In the end, Blackstone earned a hefty 60 percent return for its investors. At the same time, Zell looked like both a genius for selling at the top of the real estate markets, but also like a fool for allowing anyone other than him to earn a 60 percent profit. This is a point that Zell quickly dismissed, noting that Blackstone had taken an extraordinarily bold risk to earn its reward.
Zell saw a narrow window of opportunity to quickly reap what he had spent decades sowing. He was proven right, as less than a year after the EOP sale, the financial markets had begun to go into a full lockdown mode.

WORK TO DO

Spending $39 billion was surprisingly easy in early 2007, but recouping it would be another story, and Jonathan Gray had some work to do to beat the ticking debt clock. To make the EOP deal work, he was arranging piecemeal sales of some of the company’s prime assets even before it closed. Legendary New York developer Harry Macklowe purchased eight of EOP’s buildings in the Manhattan office market for $7 billion on the same day Gray was closing Blackstone’s deal to buy EOP. That bit of gambit saved Blackstone some $200 million in New York City and state transfer taxes.
The ink had barely dried on the sales contract before Gray was playing sales director for the bidders salivating for a piece of EOP’s pie. First in line was Macklowe. That deal would go south quickly on him, though, as the commercial real estate markets took a nose-dive in late 2007 and Macklowe was forced to sell his prizes at a significant loss.
Gray continued to up the pace, taking advantage of the red-hot office sales market to unload 19 buildings in Washington, D.C., and 17 more in Seattle to Beacon Capital Advisors for $6.35 billion. Another group of 17 buildings in Portland, Oregon, were sold to Shorenstein Co. for $1.2 billion. In less than a month after closing the largest corporate takeover in history, Gray had managed to pay down more than a quarter of the debt.
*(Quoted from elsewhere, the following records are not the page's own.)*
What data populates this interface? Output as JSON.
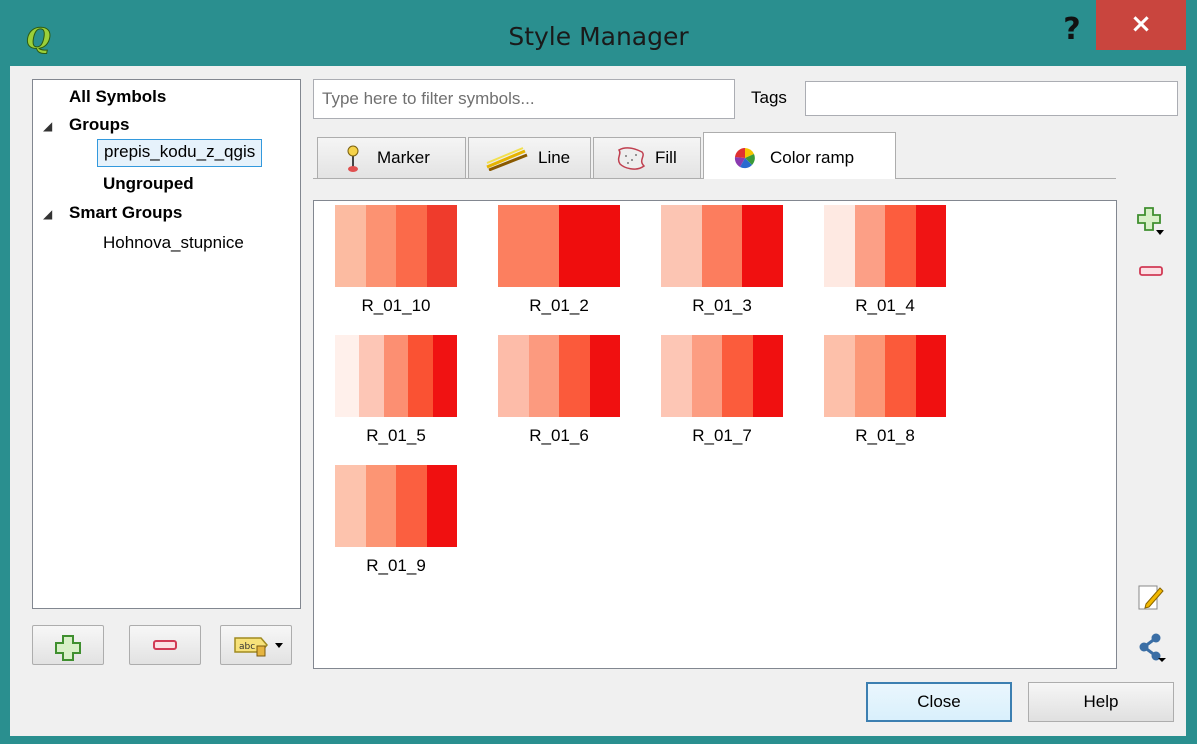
{
  "window": {
    "title": "Style Manager",
    "help_glyph": "?",
    "close_glyph": "×",
    "accent": "#2a8f8f",
    "close_color": "#c9453e"
  },
  "tree": {
    "all_symbols": "All Symbols",
    "groups": "Groups",
    "group_item": "prepis_kodu_z_qgis",
    "ungrouped": "Ungrouped",
    "smart_groups": "Smart Groups",
    "smart_item": "Hohnova_stupnice"
  },
  "filter": {
    "placeholder": "Type here to filter symbols...",
    "value": ""
  },
  "tags": {
    "label": "Tags",
    "value": ""
  },
  "tabs": [
    {
      "label": "Marker",
      "icon": "marker-icon"
    },
    {
      "label": "Line",
      "icon": "line-icon"
    },
    {
      "label": "Fill",
      "icon": "fill-icon"
    },
    {
      "label": "Color ramp",
      "icon": "color-wheel-icon",
      "active": true
    }
  ],
  "ramps": [
    {
      "name": "R_01_10",
      "colors": [
        "#fcbba1",
        "#fc9272",
        "#fb6a4a",
        "#ef3b2c"
      ]
    },
    {
      "name": "R_01_2",
      "colors": [
        "#fc7f5f",
        "#ef0d0d"
      ]
    },
    {
      "name": "R_01_3",
      "colors": [
        "#fcc5b3",
        "#fc7d5e",
        "#f01010"
      ]
    },
    {
      "name": "R_01_4",
      "colors": [
        "#fee9e2",
        "#fc9f86",
        "#fc5d3e",
        "#f01414"
      ]
    },
    {
      "name": "R_01_5",
      "colors": [
        "#fff0eb",
        "#fdc6b6",
        "#fc8f72",
        "#fa5233",
        "#f01212"
      ]
    },
    {
      "name": "R_01_6",
      "colors": [
        "#fdbca9",
        "#fc9a7f",
        "#fb5a3b",
        "#f01010"
      ]
    },
    {
      "name": "R_01_7",
      "colors": [
        "#fdc6b5",
        "#fc9d82",
        "#fb5c3c",
        "#f01010"
      ]
    },
    {
      "name": "R_01_8",
      "colors": [
        "#fdc0aa",
        "#fc9878",
        "#fb5a3a",
        "#f01010"
      ]
    },
    {
      "name": "R_01_9",
      "colors": [
        "#fdc3ad",
        "#fc9574",
        "#fb5f40",
        "#f01010"
      ]
    }
  ],
  "buttons": {
    "close": "Close",
    "help": "Help"
  }
}
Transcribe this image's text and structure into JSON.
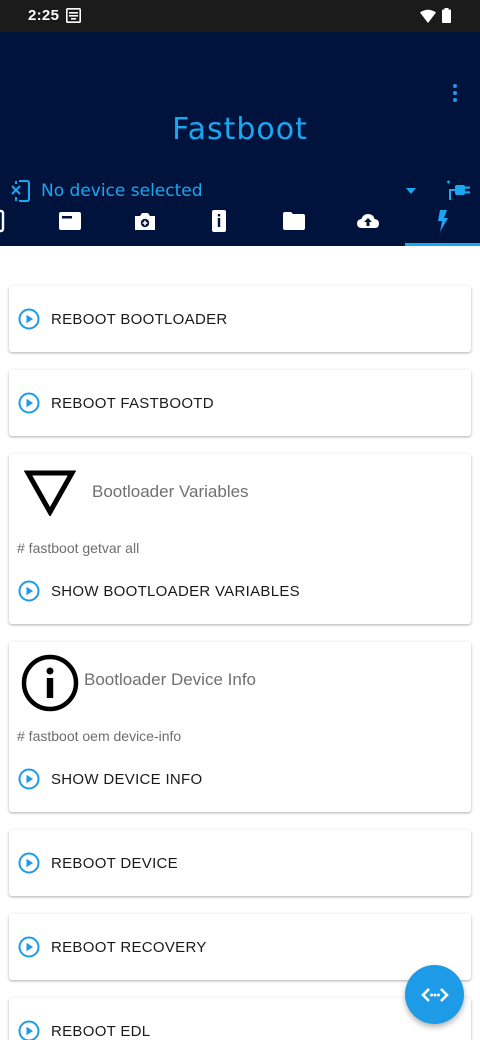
{
  "status_bar": {
    "time": "2:25"
  },
  "header": {
    "title": "Fastboot",
    "device_label": "No device selected"
  },
  "tabs": [
    {
      "icon": "phone-icon"
    },
    {
      "icon": "card-icon"
    },
    {
      "icon": "camera-icon"
    },
    {
      "icon": "info-icon"
    },
    {
      "icon": "folder-icon"
    },
    {
      "icon": "cloud-upload-icon"
    },
    {
      "icon": "flash-icon",
      "selected": true
    }
  ],
  "cards": {
    "reboot_bootloader": "REBOOT BOOTLOADER",
    "reboot_fastbootd": "REBOOT FASTBOOTD",
    "bootloader_variables": {
      "title": "Bootloader Variables",
      "command": "# fastboot getvar all",
      "action": "SHOW BOOTLOADER VARIABLES"
    },
    "device_info": {
      "title": "Bootloader Device Info",
      "command": "# fastboot oem device-info",
      "action": "SHOW DEVICE INFO"
    },
    "reboot_device": "REBOOT DEVICE",
    "reboot_recovery": "REBOOT RECOVERY",
    "reboot_edl": "REBOOT EDL"
  },
  "colors": {
    "header_bg": "#00133d",
    "accent": "#1aa7f0",
    "fab": "#1e9be6"
  }
}
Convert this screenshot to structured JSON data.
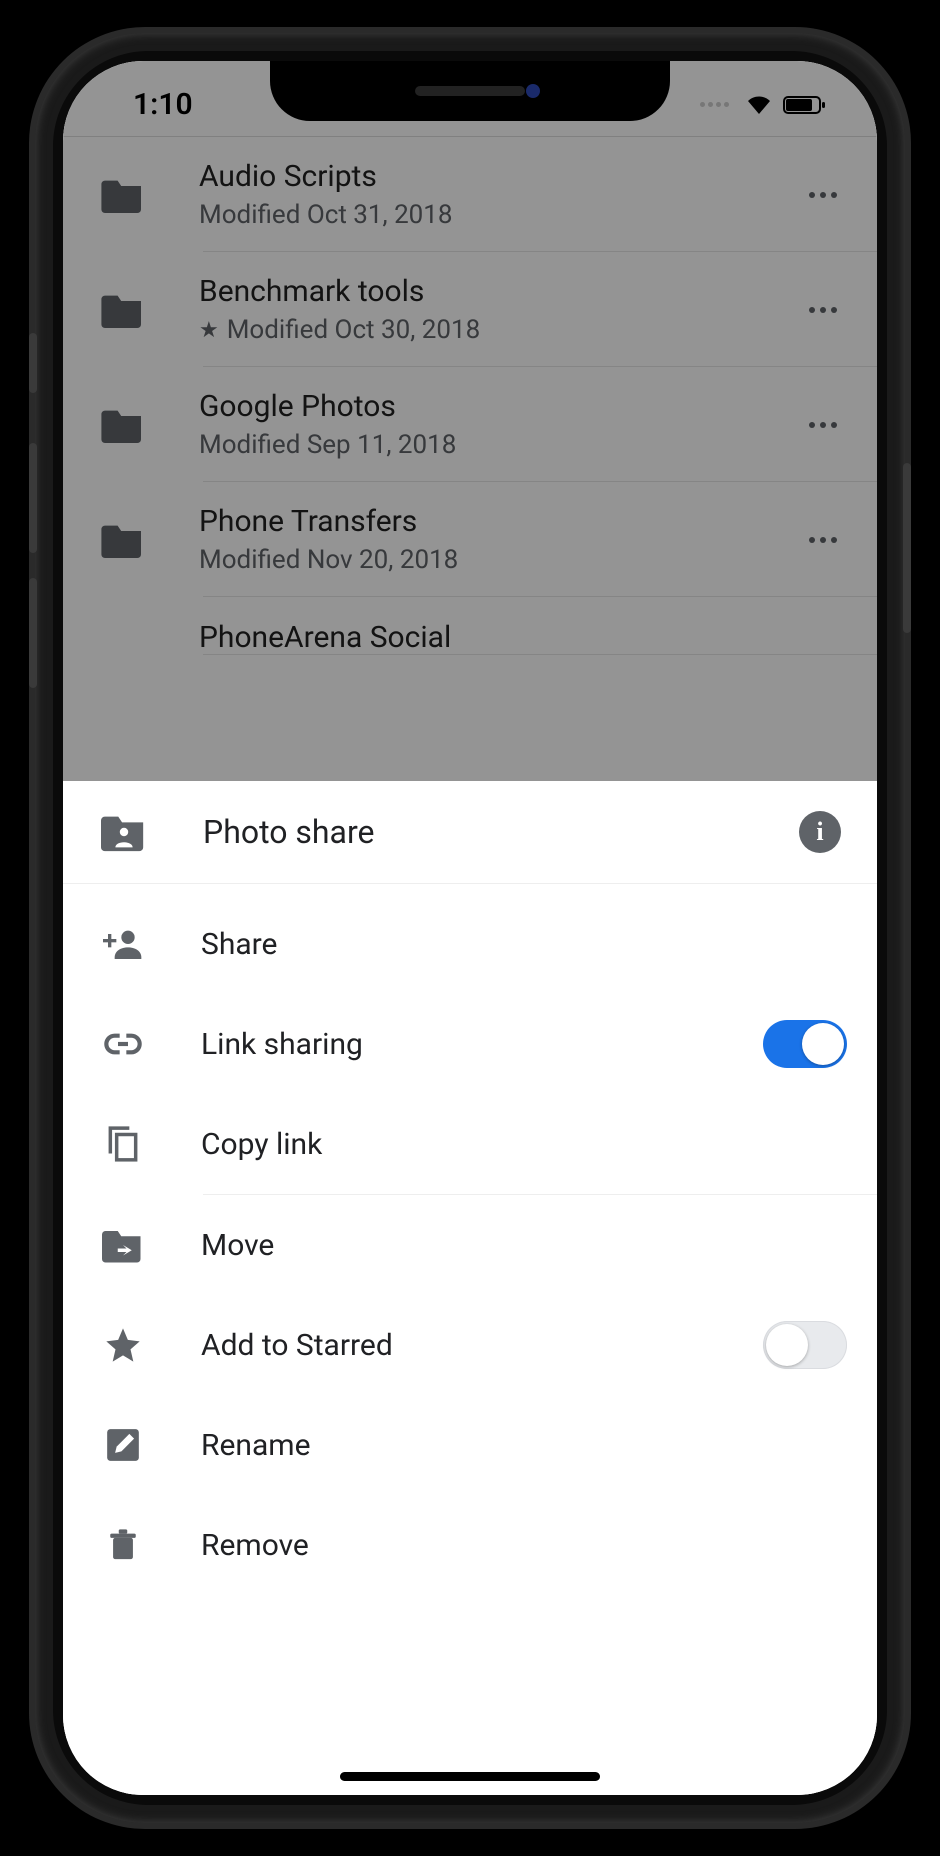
{
  "status": {
    "time": "1:10"
  },
  "files": [
    {
      "name": "Audio Scripts",
      "meta": "Modified Oct 31, 2018",
      "starred": false
    },
    {
      "name": "Benchmark tools",
      "meta": "Modified Oct 30, 2018",
      "starred": true
    },
    {
      "name": "Google Photos",
      "meta": "Modified Sep 11, 2018",
      "starred": false
    },
    {
      "name": "Phone Transfers",
      "meta": "Modified Nov 20, 2018",
      "starred": false
    },
    {
      "name": "PhoneArena Social",
      "meta": "",
      "starred": false
    }
  ],
  "sheet": {
    "title": "Photo share",
    "actions": {
      "share": "Share",
      "link_sharing": "Link sharing",
      "link_sharing_on": true,
      "copy_link": "Copy link",
      "move": "Move",
      "add_starred": "Add to Starred",
      "starred_on": false,
      "rename": "Rename",
      "remove": "Remove"
    }
  },
  "colors": {
    "accent": "#1a73e8"
  }
}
Six months after the closing, he had orchestrated the sale of more than 60 percent of the assets and recouped 70 percent of its purchase price.
For Zell, the Blackstone transaction finally vindicated his much-maligned purchase of Spieker Properties in 2001. By selling out, all of EOP’s holdings were essentially valued at $54 a share versus the $29 a share he paid for Spieker. At least that’s one way of looking at it.
After the Blackstone merger, even though Zell’s pockets had been richly lined with preposterous amounts of cash—an estimated $1.1 billion—he was not shy to lament on the frothy nature of the proceedings.
To Zell, the demand for his properties had little basis in reality. It was more a function of who had the most money to spend and who could spend it the fastest. Though Zell had established a track record for owning quality properties, it mattered little to the market of early 2007. The frenetic pace of deal making and the long lines of potential buyers left little time to actually see what was inside. Instead, it was all about doing the deal.